Two other amendments were also rejected: a narrower plan with no border wall funding from Sens. John McCain (R-Ariz.) and Chris Coons (D-Del.) on a 52-47 vote, and a sanctuary cities measure from Sen. Pat Toomey (R-Pa.) on a 54-45 vote.
The red-state Democrats who backed Trump’s plan were Sens. Joe Donnelly of Indiana, Heidi Heitkamp of North Dakota and Joe Manchin of West Virginia. The eight Republicans who supported the centrist proposal were Sens. Lamar Alexander of Tennessee, Susan Collins of Maine, Jeff Flake of Arizona, Cory Gardner of Colorado, Lindsey Graham of South Carolina, Johnny Isakson of Georgia, Lisa Murkowski of Alaska and Mike Rounds of South Dakota.
McConnell and Schumer opened the day with a round of partisan sniping, signaling the probable failure of both the Trump framework and the bipartisan plan.
“Remember: Democrats wanted this debate,” McConnell said on the Senate floor. “They shut down the federal government for 300 million Americans — unnecessarily — to guarantee we could have this debate at this time.”
Echoing conservatives’ complaints, the White House veto threat against the bipartisan agreement singled out its language directing enforcement officers, when it comes to the removal of undocumented immigrants who have broken no other laws, to prioritize individuals who arrive in the country after June 30, 2018. That policy would “produce a flood of new illegal immigration in the coming months,” the White House warned.
The Trump administration had stepped up its resistance to the bipartisan immigration amendment overnight, with the Department of Homeland Security releasing a harsh comment blasting it as “an egregious violation of” the president’s four-part framework that would create “mass amnesty.”
Graham, a supporter of the bipartisan proposal, slammed DHS on Thursday for “acting less like a partner and more like an adversary.”
“Instead of offering thoughts and advice — or even constructive criticism — they are acting more like a political organization intent on poisoning the well,” Graham said in a statement.
A DHS official said that according to internal analyses, the bill could actually give a pathway to citizenship for more than 3 million young immigrants.
The White House has been telling Republican senators that it expects the Supreme Court to overturn the 9th U.S. Circuit Court of Appeals’ ruling extending protections for undocumented immigrants under the Obama-era Deferred Action for Childhood Arrivals program.
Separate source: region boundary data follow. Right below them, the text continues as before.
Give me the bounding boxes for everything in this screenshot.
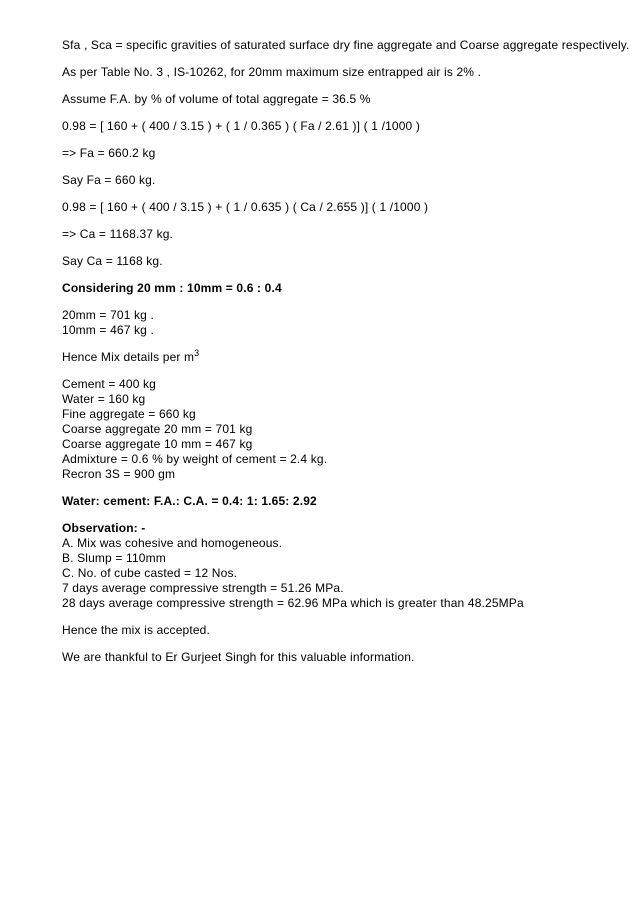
ca-result: => Ca = 1168.37 kg.	[62, 227, 174, 241]
mix-item: Fine aggregate = 660 kg	[62, 407, 196, 421]
fa-assumption: Assume F.A. by % of volume of total aggregate = 36.5 %	[62, 92, 371, 106]
mix-ratio: Water: cement: F.A.: C.A. = 0.4: 1: 1.65: 2.92	[62, 494, 317, 508]
mix-item: Coarse aggregate 10 mm = 467 kg	[62, 437, 253, 451]
acknowledgement: We are thankful to Er Gurjeet Singh for this valuable information.	[62, 650, 415, 664]
mix-item: Water = 160 kg	[62, 392, 146, 406]
mix-heading-text: Hence Mix details per m	[62, 350, 195, 364]
observation-item: 28 days average compressive strength = 62.96 MPa which is greater than 48.25MPa	[62, 596, 524, 610]
observation-heading: Observation: -	[62, 521, 146, 535]
mix-heading	[62, 350, 622, 365]
split-line: 10mm = 467 kg .	[62, 323, 154, 337]
mix-item: Admixture = 0.6 % by weight of cement = 2.4 kg.	[62, 452, 328, 466]
fa-rounded: Say Fa = 660 kg.	[62, 173, 156, 187]
observation-item: A. Mix was cohesive and homogeneous.	[62, 536, 283, 550]
ca-rounded: Say Ca = 1168 kg.	[62, 254, 163, 268]
mix-heading-superscript: 3	[194, 348, 200, 358]
split-line: 20mm = 701 kg .	[62, 308, 154, 322]
observation-item: 7 days average compressive strength = 51.26 MPa.	[62, 581, 344, 595]
proportion-heading: Considering 20 mm : 10mm = 0.6 : 0.4	[62, 281, 282, 295]
observation-item: C. No. of cube casted = 12 Nos.	[62, 566, 238, 580]
mix-item: Recron 3S = 900 gm	[62, 467, 176, 481]
document-page	[62, 38, 630, 665]
mix-item: Coarse aggregate 20 mm = 701 kg	[62, 422, 253, 436]
gravity-definition: Sfa , Sca = specific gravities of saturated surface dry fine aggregate and Coarse aggregate respectively.	[62, 38, 630, 52]
observation-item: B. Slump = 110mm	[62, 551, 166, 565]
acceptance-statement: Hence the mix is accepted.	[62, 623, 210, 637]
ca-equation: 0.98 = [ 160 + ( 400 / 3.15 ) + ( 1 / 0.635 ) ( Ca / 2.655 )] ( 1 /1000 )	[62, 200, 429, 214]
mix-item: Cement = 400 kg	[62, 377, 156, 391]
fa-equation: 0.98 = [ 160 + ( 400 / 3.15 ) + ( 1 / 0.365 ) ( Fa / 2.61 )] ( 1 /1000 )	[62, 119, 420, 133]
entrapped-air-note: As per Table No. 3 , IS-10262, for 20mm maximum size entrapped air is 2% .	[62, 65, 482, 79]
fa-result: => Fa = 660.2 kg	[62, 146, 156, 160]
The implication is that what is now an indefinite grace period would quickly disappear — and that Democrats would be without leverage and forced to accept more Republican demands in order to codify DACA.
The bipartisan plan also faced grumbling from liberal Democrats, who remained publicly undecided throughout the day on Thursday. After the minority met as a group to discuss its options late Wednesday, Senate Minority Whip Dick Durbin (D-Ill.) acknowledged that “we have a number of Democrats who do not like” key elements of the bipartisan group’s proposal.
Other Democrats “do not like limiting the opportunity for citizenship for Dreamer parents, and they’re unhappy with the wall” money, acknowledged Durbin, who has spent more than 15 years working toward a solution for the Dreamer population.
Still, only three Democrats ultimately voted against it: Sens. Martin Heinrich and Tom Udall of New Mexico, and Sen. Kamala Harris of California, all of whom cited the hefty infusion for Trump’s border wall in explaining their “no” votes.
Flake, a supporter of the bipartisan language, acknowledged the plan might still fall short even as Democratic leaders won over many of their skeptics. It “can get 60,” he told reporters Wednesday, but “I’m not sure it will.”
Matthew Nussbaum contributed to this report.